Omissão de notificação ao MP na revisão: a Cassação esclarece com a sentença n. 15503/2025

O ordenamento penal italiano dedica grande atenção às garantias processuais na fase das medidas cautelares. A Corte de Cassação, com a sentença n. 15503 de 20 de março de 2025 (depositada em 18 de abril de 2025), oferece um novo elemento interpretativo, abordando a omissão de comunicação da notificação de audiência ao Ministério Público legitimado junto ao tribunal de recurso. A decisão, que anulou sem remessa a ordem do Tribunal de Revisão de Palermo, gira em torno dos arts. 178, parágrafo 1, alínea b), 309 e 300 do Código de Processo Penal e impõe reflexões para advogados e operadores do direito.

A vicenda processual

O caso origina-se de um julgamento em que, após a reforma da sentença absolutória de primeiro grau nos termos do art. 300, parágrafo 5, do Código de Processo Penal, o Procurador-Geral havia solicitado a aplicação de uma medida cautelar. Na fase de revisão, no entanto, a notificação da audiência foi feita exclusivamente a tal Procurador-Geral, e não também ao Ministério Público junto à Procuradoria Distrital Antimáfia, constituído perante o mesmo Tribunal. Daí, o recurso de cassação baseado na violação do contraditório entre as partes públicas.

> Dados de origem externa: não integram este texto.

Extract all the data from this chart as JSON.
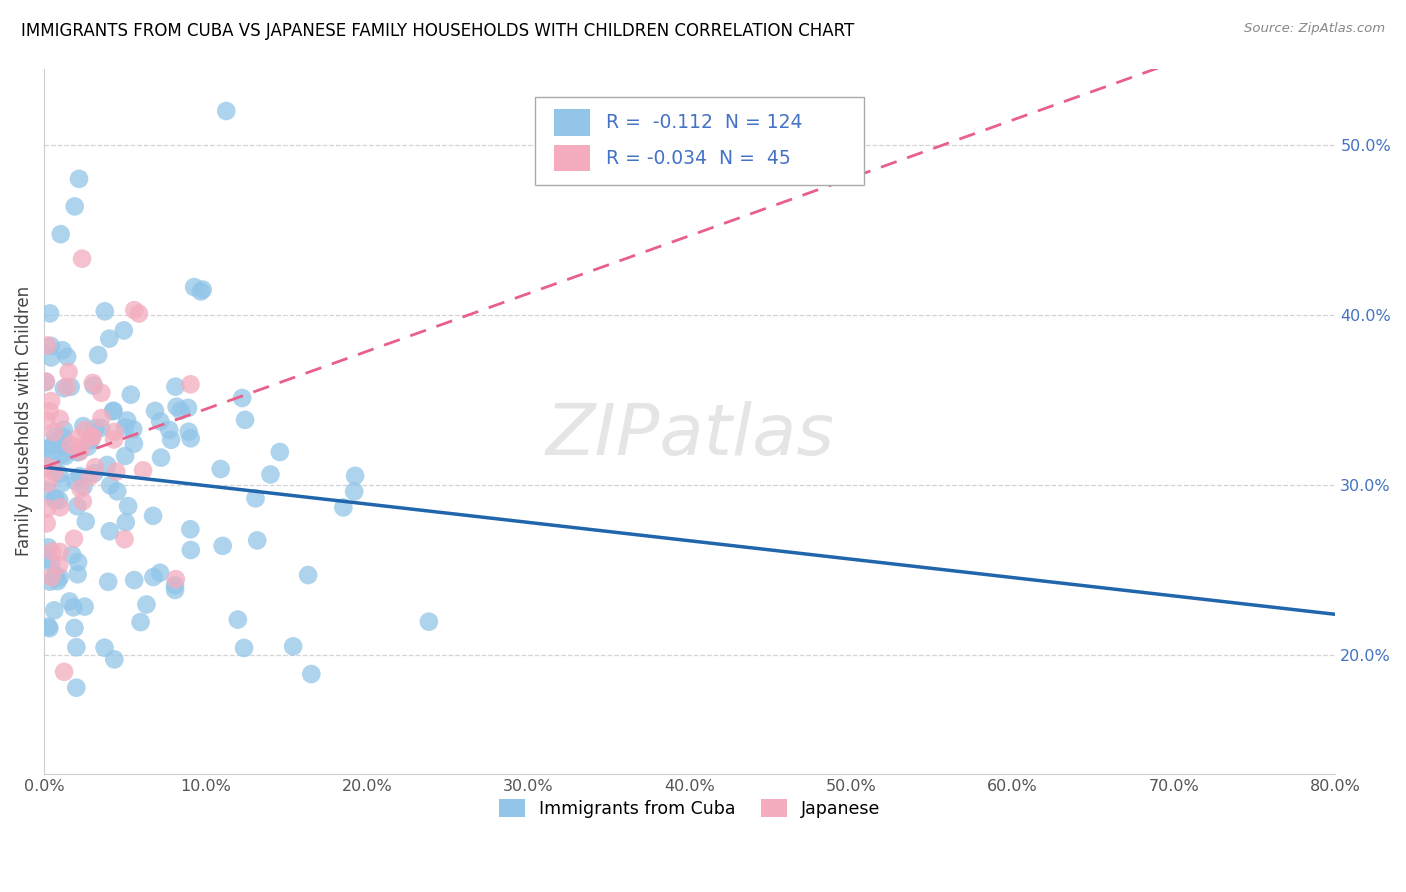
{
  "title": "IMMIGRANTS FROM CUBA VS JAPANESE FAMILY HOUSEHOLDS WITH CHILDREN CORRELATION CHART",
  "source": "Source: ZipAtlas.com",
  "ylabel": "Family Households with Children",
  "legend_labels": [
    "Immigrants from Cuba",
    "Japanese"
  ],
  "r_cuba": -0.112,
  "n_cuba": 124,
  "r_japanese": -0.034,
  "n_japanese": 45,
  "xlim": [
    0.0,
    0.8
  ],
  "ylim": [
    0.13,
    0.545
  ],
  "xticks": [
    0.0,
    0.1,
    0.2,
    0.3,
    0.4,
    0.5,
    0.6,
    0.7,
    0.8
  ],
  "xticklabels": [
    "0.0%",
    "10.0%",
    "20.0%",
    "30.0%",
    "40.0%",
    "50.0%",
    "60.0%",
    "70.0%",
    "80.0%"
  ],
  "yticks": [
    0.2,
    0.3,
    0.4,
    0.5
  ],
  "yticklabels": [
    "20.0%",
    "30.0%",
    "40.0%",
    "50.0%"
  ],
  "color_cuba": "#92C5E8",
  "color_japanese": "#F4ACBE",
  "line_color_cuba": "#2166AC",
  "line_color_japanese": "#E8608A",
  "watermark": "ZIPatlas",
  "background_color": "#ffffff",
  "grid_color": "#C8C8C8",
  "tick_color": "#4472C4",
  "title_color": "#000000",
  "source_color": "#888888"
}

O princípio de direito afirmado

Omissão de comunicação da notificação de audiência ao Ministério Público constituído junto ao tribunal de recurso – Consequências – Nulidade geral de regime intermédio dedutível com recurso de cassação – Existência – Comunicação da notificação ao diverso escritório requisitante que solicitou a aplicação da medida – Relevância – Exclusão – Fato.

A omissão de comunicação da notificação da data fixada para a audiência perante o tribunal de revisão ao Ministério Público constituído junto ao mesmo tribunal distrital, nos termos do art. 309, parágrafo 8, do Código de Processo Penal, configura uma nulidade geral de regime intermédio, ex art. 178, parágrafo 1, alínea b), do Código de Processo Penal, dedutível por meio do recurso de cassação, sem que se possa considerar suprida pela comunicação da notificação ao diverso órgão requisitante que solicitou a aplicação da medida. (Na hipótese ... não também ao Ministério Público da Procuradoria Distrital Antimáfia).

Comentário: a Corte reitera que o contraditório entre as partes públicas é imprescindível. O legislador, com o art. 309, parágrafo 8, obriga o tribunal de revisão a informar o Ministério Público "constituído" junto à sede do recurso. Se a informação for direcionada a um escritório diverso – ainda que envolvido na fase cautelar – a garantia defensiva é comprimida e ocorre a nulidade "geral de regime intermédio" (art. 178). Isso permite fazer valer o vício em cassação, evitando regressos processuais inúteis e preservando a duração razoável do processo.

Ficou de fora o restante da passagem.